Summary Jurisdiction Act (Northern Ireland) 1953
- Parliament of Northern Ireland
- Long title: An Act to provide for the making of summary jurisdiction rules; to extend the jurisdiction and powers of, and to amend the law relating to, courts of summary jurisdiction and justices out of petty sessions; and otherwise to make provision with respect to summary procedure and offences.
- Citation: 1953 c. 3 (N.I.)
- Territorial extent: Northern Ireland

Dates
- Royal assent: 17 February 1953

Text of the Summary Jurisdiction Act (Northern Ireland) 1953 as in force today (including any amendments) within the United Kingdom, from legislation.gov.uk.

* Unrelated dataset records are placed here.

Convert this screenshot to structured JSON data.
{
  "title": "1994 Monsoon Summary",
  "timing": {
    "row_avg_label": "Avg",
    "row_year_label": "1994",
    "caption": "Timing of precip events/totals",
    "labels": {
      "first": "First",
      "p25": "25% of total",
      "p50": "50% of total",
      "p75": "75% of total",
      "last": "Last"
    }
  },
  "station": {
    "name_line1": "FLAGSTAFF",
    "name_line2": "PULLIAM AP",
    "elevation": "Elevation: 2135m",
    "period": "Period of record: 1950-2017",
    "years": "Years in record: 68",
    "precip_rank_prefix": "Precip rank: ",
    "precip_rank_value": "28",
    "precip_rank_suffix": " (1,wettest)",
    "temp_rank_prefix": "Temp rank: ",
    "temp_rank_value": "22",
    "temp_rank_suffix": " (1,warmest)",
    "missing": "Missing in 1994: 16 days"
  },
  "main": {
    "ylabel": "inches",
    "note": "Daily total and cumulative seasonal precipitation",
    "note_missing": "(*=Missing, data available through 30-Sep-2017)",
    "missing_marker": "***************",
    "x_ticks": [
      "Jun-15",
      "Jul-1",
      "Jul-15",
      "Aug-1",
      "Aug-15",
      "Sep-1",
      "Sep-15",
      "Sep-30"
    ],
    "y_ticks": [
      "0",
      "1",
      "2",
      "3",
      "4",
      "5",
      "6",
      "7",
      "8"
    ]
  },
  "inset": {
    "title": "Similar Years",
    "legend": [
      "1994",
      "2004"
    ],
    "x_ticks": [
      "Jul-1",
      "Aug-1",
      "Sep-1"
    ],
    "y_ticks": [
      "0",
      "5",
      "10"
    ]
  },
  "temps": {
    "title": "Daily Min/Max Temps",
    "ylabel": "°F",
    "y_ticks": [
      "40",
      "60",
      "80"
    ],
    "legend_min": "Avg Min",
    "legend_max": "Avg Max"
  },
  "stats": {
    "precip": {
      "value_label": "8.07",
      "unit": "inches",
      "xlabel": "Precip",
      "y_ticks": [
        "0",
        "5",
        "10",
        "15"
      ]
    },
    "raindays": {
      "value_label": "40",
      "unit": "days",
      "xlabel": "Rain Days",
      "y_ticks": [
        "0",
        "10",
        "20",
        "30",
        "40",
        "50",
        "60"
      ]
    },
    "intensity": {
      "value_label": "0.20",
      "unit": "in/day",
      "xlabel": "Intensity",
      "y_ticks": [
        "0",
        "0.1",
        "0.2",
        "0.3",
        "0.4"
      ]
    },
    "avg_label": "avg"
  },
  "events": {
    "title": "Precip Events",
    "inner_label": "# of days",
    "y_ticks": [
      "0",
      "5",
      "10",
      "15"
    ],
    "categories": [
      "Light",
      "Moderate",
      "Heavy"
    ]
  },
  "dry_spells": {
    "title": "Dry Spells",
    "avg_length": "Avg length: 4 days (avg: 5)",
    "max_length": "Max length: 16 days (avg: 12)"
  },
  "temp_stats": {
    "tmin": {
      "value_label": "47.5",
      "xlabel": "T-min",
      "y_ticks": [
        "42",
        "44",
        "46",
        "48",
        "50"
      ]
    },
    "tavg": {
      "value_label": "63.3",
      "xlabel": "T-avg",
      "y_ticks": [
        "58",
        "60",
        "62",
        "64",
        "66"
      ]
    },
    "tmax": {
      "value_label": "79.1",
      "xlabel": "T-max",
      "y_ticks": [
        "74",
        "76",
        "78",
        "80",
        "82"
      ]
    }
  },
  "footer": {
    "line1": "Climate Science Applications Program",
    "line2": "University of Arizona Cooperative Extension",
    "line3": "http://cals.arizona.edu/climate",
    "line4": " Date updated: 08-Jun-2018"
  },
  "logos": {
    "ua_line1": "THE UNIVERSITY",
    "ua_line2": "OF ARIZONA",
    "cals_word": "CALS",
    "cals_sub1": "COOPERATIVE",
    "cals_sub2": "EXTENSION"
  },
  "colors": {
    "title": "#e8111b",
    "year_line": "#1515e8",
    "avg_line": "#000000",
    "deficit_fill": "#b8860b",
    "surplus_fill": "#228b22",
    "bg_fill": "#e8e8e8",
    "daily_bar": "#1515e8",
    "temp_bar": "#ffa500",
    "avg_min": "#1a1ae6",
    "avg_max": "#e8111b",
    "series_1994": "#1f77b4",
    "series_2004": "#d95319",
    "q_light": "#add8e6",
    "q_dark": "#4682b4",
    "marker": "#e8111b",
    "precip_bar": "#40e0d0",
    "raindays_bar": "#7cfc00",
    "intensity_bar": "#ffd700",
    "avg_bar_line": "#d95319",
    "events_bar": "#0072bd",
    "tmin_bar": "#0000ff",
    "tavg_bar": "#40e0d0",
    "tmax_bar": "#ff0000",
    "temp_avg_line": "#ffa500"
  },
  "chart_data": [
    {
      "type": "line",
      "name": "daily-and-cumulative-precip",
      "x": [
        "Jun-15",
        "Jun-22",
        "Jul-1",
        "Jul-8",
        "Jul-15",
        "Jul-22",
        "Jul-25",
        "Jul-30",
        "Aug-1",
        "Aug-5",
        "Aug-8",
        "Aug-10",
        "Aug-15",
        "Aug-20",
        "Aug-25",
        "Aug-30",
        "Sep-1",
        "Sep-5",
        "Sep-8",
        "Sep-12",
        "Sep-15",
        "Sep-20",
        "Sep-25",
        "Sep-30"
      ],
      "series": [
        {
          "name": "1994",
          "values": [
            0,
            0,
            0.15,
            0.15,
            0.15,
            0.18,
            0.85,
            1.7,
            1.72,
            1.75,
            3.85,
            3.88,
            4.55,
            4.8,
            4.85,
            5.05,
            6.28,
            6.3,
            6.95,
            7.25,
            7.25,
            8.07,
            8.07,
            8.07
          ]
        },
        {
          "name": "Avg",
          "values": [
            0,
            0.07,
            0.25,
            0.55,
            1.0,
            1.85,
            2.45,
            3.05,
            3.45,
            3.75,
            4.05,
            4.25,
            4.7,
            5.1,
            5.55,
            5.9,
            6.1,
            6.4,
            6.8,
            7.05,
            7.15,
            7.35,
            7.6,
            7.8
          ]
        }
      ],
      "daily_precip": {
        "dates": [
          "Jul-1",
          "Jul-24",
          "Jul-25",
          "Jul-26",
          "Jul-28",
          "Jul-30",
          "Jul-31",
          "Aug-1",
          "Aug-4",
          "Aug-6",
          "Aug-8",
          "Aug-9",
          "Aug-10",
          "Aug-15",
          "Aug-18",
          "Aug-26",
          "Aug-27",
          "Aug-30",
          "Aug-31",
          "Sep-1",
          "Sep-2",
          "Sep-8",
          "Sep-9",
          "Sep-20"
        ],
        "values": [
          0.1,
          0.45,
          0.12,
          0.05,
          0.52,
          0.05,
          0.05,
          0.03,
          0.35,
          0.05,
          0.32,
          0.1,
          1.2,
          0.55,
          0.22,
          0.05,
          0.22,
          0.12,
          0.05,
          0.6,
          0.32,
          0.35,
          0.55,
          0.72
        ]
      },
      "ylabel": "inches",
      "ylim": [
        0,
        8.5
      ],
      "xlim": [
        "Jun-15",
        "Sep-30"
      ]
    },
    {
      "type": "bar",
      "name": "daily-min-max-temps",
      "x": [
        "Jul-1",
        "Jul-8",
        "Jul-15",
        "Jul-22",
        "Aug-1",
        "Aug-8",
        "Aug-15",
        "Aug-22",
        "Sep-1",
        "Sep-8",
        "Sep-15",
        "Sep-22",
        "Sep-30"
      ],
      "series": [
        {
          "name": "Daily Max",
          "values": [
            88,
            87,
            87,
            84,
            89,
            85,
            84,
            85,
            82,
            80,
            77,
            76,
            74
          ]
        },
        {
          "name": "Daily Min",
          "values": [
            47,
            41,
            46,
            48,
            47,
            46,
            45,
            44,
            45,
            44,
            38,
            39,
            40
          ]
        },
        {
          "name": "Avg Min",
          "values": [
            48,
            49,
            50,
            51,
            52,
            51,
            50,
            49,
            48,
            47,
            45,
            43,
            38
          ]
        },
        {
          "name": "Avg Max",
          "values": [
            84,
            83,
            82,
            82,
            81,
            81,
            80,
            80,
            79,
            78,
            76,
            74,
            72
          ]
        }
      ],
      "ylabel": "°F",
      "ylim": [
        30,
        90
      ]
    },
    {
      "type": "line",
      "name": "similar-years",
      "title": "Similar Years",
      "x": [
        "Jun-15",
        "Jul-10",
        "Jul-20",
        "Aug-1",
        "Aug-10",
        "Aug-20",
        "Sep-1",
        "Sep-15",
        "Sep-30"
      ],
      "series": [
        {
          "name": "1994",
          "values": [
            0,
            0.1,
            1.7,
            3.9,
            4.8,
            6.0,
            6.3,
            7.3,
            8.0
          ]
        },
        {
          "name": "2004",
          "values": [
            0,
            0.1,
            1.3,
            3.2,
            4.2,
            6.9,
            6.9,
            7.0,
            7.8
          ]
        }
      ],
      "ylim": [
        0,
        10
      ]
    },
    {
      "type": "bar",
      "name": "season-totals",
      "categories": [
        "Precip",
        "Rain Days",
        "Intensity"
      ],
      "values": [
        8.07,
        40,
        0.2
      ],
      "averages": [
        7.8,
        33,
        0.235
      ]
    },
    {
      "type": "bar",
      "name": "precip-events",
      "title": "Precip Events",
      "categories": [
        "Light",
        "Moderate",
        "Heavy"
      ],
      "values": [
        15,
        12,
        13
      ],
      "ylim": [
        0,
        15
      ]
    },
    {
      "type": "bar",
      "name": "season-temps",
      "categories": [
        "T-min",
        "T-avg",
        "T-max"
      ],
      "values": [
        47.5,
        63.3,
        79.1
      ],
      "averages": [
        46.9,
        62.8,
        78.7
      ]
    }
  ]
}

= Summary Jurisdiction Act (Northern Ireland) 1953 =

The Summary Jurisdiction Act (Northern Ireland) 1953 (c. 3 (N.I.)) is an act of the Parliament of Northern Ireland that restricted the freedom of the press in relation to court proceedings in Northern Ireland.

== Provisions ==
It prohibited the press from publishing any opening statements, and gave the magistrate discretion to forbid the publishing of any evidence.

The act prohibited the publication of an opening statement made on behalf of the prosecution in the preliminary investigation of an indictable offence.